Lesson: For Siggi, even the imminence of death could not override the compulsion to accumulate. His wealth was concentrated entirely in his two companies because he could never stop buying. This single-mindedness created both his fortune and his constant cash poverty and stress.

Notable Quotes

You're a smart young fellow. Follow your instincts.

Advice given to Siggi when he faced the impossible choice of whether to accept the SS recruitment as a carpenter. This became his decision-making framework for life.

Any survivor who has a heart and brains lives with guilt that they survived and others didn't.

Reflecting on survivor's guilt decades after liberation. He lost 59 family members and could never fully understand why he was spared.

It was as if God had his hand on my shoulder to lead and guide me when I was all alone and in mortal danger.

Describing his sense of divine providence in surviving Auschwitz, a belief that sustained him through the camps.

Since the day of my liberation, I wear two pairs of socks. For the past 50 years, I've never left the house without two pairs of socks. That and a safety pin.

Explaining the daily rituals that anchored his memory of the camps. In Auschwitz, socks meant the difference between life and death from infections.

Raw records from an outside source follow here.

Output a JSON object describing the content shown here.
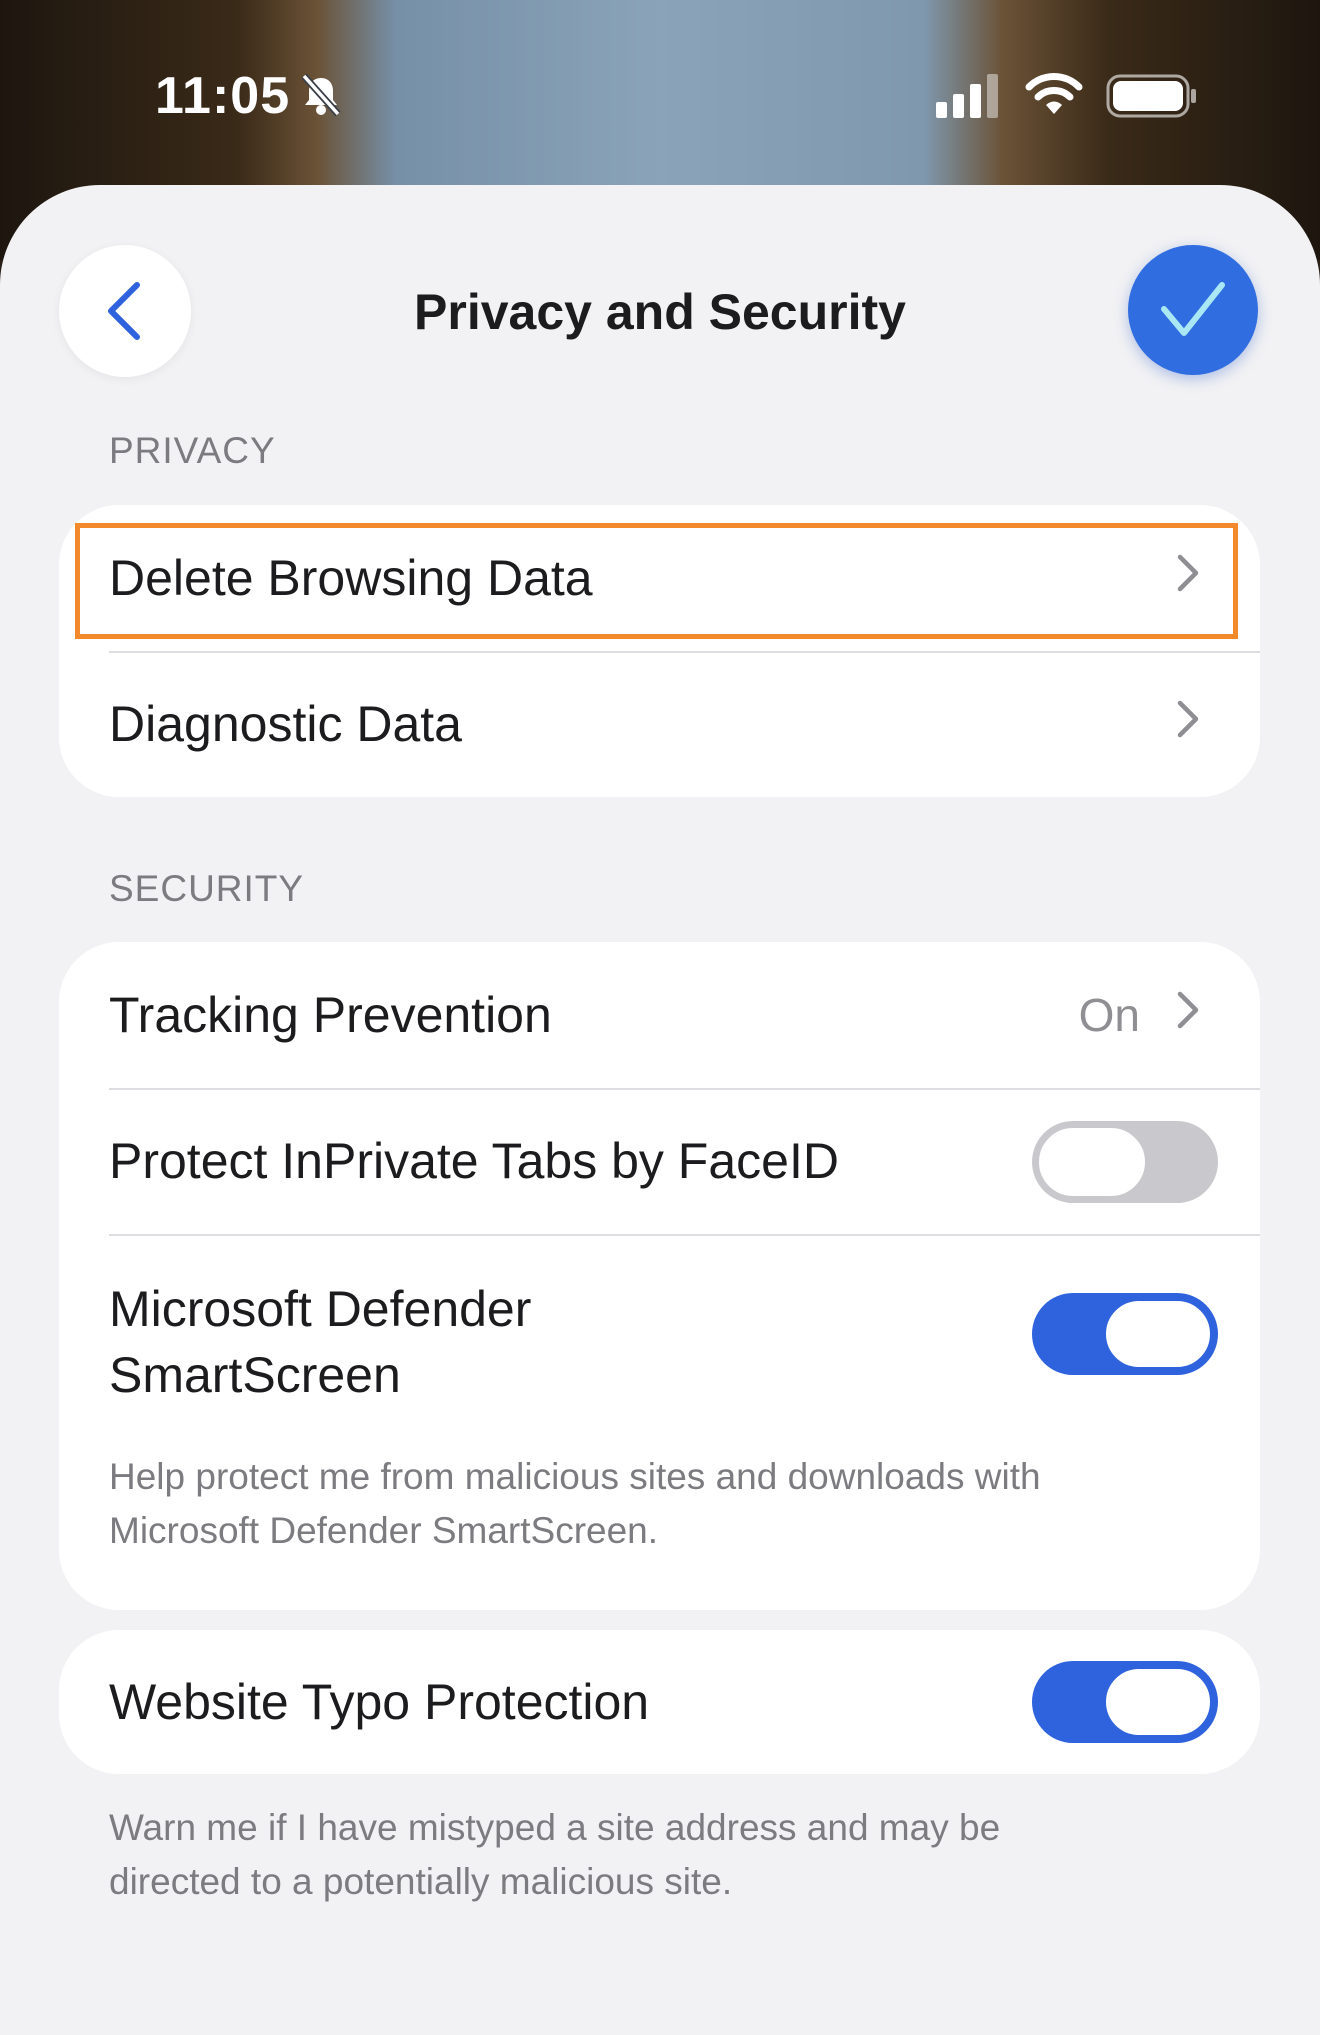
{
  "status_bar": {
    "time": "11:05",
    "icons": [
      "bell-slash-icon",
      "cellular-signal-icon",
      "wifi-icon",
      "battery-icon"
    ]
  },
  "header": {
    "title": "Privacy and Security",
    "back_icon": "chevron-left-icon",
    "done_icon": "checkmark-icon"
  },
  "privacy": {
    "header": "PRIVACY",
    "items": [
      {
        "label": "Delete Browsing Data"
      },
      {
        "label": "Diagnostic Data"
      }
    ]
  },
  "security": {
    "header": "SECURITY",
    "tracking_prevention": {
      "label": "Tracking Prevention",
      "value": "On"
    },
    "protect_inprivate": {
      "label": "Protect InPrivate Tabs by FaceID",
      "enabled": false
    },
    "smartscreen": {
      "label_line1": "Microsoft Defender",
      "label_line2": "SmartScreen",
      "enabled": true
    },
    "smartscreen_footnote_line1": "Help protect me from malicious sites and downloads with",
    "smartscreen_footnote_line2": "Microsoft Defender SmartScreen."
  },
  "typo": {
    "label": "Website Typo Protection",
    "enabled": true,
    "footnote_line1": "Warn me if I have mistyped a site address and may be",
    "footnote_line2": "directed to a potentially malicious site."
  },
  "colors": {
    "accent": "#2f62dd",
    "highlight": "#f28a2c",
    "background": "#f2f2f4"
  }
}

As terrible as it sounds, I don't think I could live without the nightmares. It gives me a very ultra-realistic difference between life and death.

Later in life, reflecting on how his nightly terrors, while painful, kept him grounded in the understanding of what matters. He refused to imagine a life without them.

Because I could outwit the guards I always felt superior to them. I hated their brutality their inhuman behavior I felt stronger more intelligent and I had confidence in myself from childhood.

Explaining the psychological strategy that kept him alive in Auschwitz. Despite being powerless, he maintained an internal sense of superiority.

I couldn't take such talk about not coming out alive. I didn't want to hear it. Whenever my mind told me I was not going to survive, the Almighty told me to keep going.

Describing how he isolated himself from other prisoners who had given up hope. He actively managed his mental environment to stay focused on survival.

Gentleman, you're looking at a man who had the fox-like instincts to survive history's darkest hour, a man who has no fear of adversity and who cannot be intimidated by overwhelming odds. The Almighty has given me a second chance at life along with the skills to make great fortunes.

Addressing the Wilshire Oil Company board during his takeover bid. He was explicitly connecting his survival of the Holocaust to his capability to run a company.

Their average age was between 80 and dead.

Commenting on the Wilshire board members who he replaced. A characteristic Siggi line combining insult with humor.

If Wilshire acquired 80% or more of the bank's stock, they could file a consolidated tax return. At that point, the bank would have the right to upstream to Wilshire's tax monies, otherwise due to the government.

Explaining his strategy for using TCNJ as a cash cow to fund oil company expansion through legal tax optimization.